Date safely as a digital nomad. Never go on a date where the person on the other end of the dating app seems dodgy or has red flags. Go on dates only in public places, and avoid telling someone exactly where you live until they’ve earned your trust.

Go to Meetups

Meetup.com is an amazing place to find things to do. All you have to do is type in your city, and see what’s going on!

Keep in mind that some Meetups are free, and some come at a fee, which usually goes toward an organizer or to a company that is putting on an event. I used Meetup in NYC to find events for photographers, and at one point, I went to a Meetup for a special-interest foodies group at a health restaurant.

You might also see regular “meetups” being publicized in Facebook groups. Usually, people at these events are friendly and welcoming.

Join your local religious organization

For some people, religion is community. In the groups I’ve traveled with, and during my expat days as well as my digital nomad days, I’ve been someone who gravitates toward religious experiences, and it’s how I’ve met a LOT of new friends from around the world.

Because religion is such a grounding force, I find that the friends I’ve met from going to religious institutions or holiday celebrations around the world have stayed friends of mine, and I’ve even visited them in their home countries and kept in touch for years.

Volunteer

Volunteering is something I adopted when I first moved abroad alone.

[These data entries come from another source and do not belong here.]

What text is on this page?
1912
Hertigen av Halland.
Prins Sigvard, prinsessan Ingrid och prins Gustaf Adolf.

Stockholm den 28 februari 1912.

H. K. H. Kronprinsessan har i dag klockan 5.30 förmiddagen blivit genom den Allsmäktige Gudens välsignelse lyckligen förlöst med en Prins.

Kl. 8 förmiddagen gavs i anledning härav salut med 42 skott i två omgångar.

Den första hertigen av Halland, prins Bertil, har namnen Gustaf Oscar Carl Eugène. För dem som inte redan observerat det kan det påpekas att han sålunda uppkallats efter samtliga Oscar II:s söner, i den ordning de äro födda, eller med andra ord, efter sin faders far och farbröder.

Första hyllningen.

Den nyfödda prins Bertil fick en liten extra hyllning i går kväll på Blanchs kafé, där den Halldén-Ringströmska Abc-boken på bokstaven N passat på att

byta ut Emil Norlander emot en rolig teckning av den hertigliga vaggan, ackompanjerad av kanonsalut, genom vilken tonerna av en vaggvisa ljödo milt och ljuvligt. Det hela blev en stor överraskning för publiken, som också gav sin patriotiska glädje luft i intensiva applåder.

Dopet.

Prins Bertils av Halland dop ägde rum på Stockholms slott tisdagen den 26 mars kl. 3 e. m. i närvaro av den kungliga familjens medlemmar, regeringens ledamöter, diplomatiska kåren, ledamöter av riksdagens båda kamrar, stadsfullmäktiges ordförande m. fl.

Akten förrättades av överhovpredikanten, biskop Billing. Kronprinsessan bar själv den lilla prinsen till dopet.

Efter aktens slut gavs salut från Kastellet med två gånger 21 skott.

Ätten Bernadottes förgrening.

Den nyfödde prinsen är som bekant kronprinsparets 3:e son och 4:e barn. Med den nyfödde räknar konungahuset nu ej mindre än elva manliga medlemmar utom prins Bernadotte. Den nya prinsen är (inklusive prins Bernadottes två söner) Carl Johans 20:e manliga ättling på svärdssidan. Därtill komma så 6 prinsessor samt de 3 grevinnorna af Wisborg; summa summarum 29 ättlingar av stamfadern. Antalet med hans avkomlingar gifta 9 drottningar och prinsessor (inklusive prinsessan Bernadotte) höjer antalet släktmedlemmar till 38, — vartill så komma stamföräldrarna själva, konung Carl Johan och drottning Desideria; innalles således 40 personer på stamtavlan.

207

Again, I have to credit my friend Steph for finding the volunteer organization we latched onto - BEAN Shanghai. Our first volunteer event was playing cards and games with elder folks in an old age home, and I had so much fun that I attended the event every month for two years!

It’s not just the volunteering alone, though: volunteer organizations are usually social spaces where expats and digital nomads can meet and make friends. And if you thought meetups were friendly and welcoming, volunteering groups can be even more so.

Stay in hostels

Of course, staying in hostels is one of my favorite and most social aspects of traveling. I’ve made fantastic friends in hostels.

Now that hostels can also be places for digital nomads, you can make friends in the place where you’re staying. For example, Selina hostels are places where you can get your own room, socialize in social spaces like the hostel bar and pool and also get work done at the Coworking Space.

Another tip for booking hostels is to choose a hostel for its top-rated social atmosphere and do your coworking elsewhere, to get variety in who you meet. Although, I have to admit, it’s very convenient to stay at a hostel with a coworking space where you can make friends and then keep them around as you spend the night in the hostel social areas.

Try a language exchange

When I was a digital nomad in Hanoi, Vietnam, I distinctly remember that one of the most popular events was a weekly language exchange held at a “games cafe.” Incredibly, I remember the name of it: the Bla Bla Language Exchange, and it has grown to encompass cities on multiple continents in so many parts of the world.

A language exchange can take place in a few ways, but it always ends up being social. There are people who speak the main language of the city everyone is in. In this case, it was Vietnamese, in Vietnam.

Then, people attend who want to learn Vietnamese, and at the same time, they can form connections with locals! Plus, the locals can brush up on their English, or French, or German, or whichever languages are spoken by the attendees.

Language exchanges can be tons of fun, and everyone learns. Hopefully, everyone ends the event having new numbers in their phone of new friends to hang out with soon.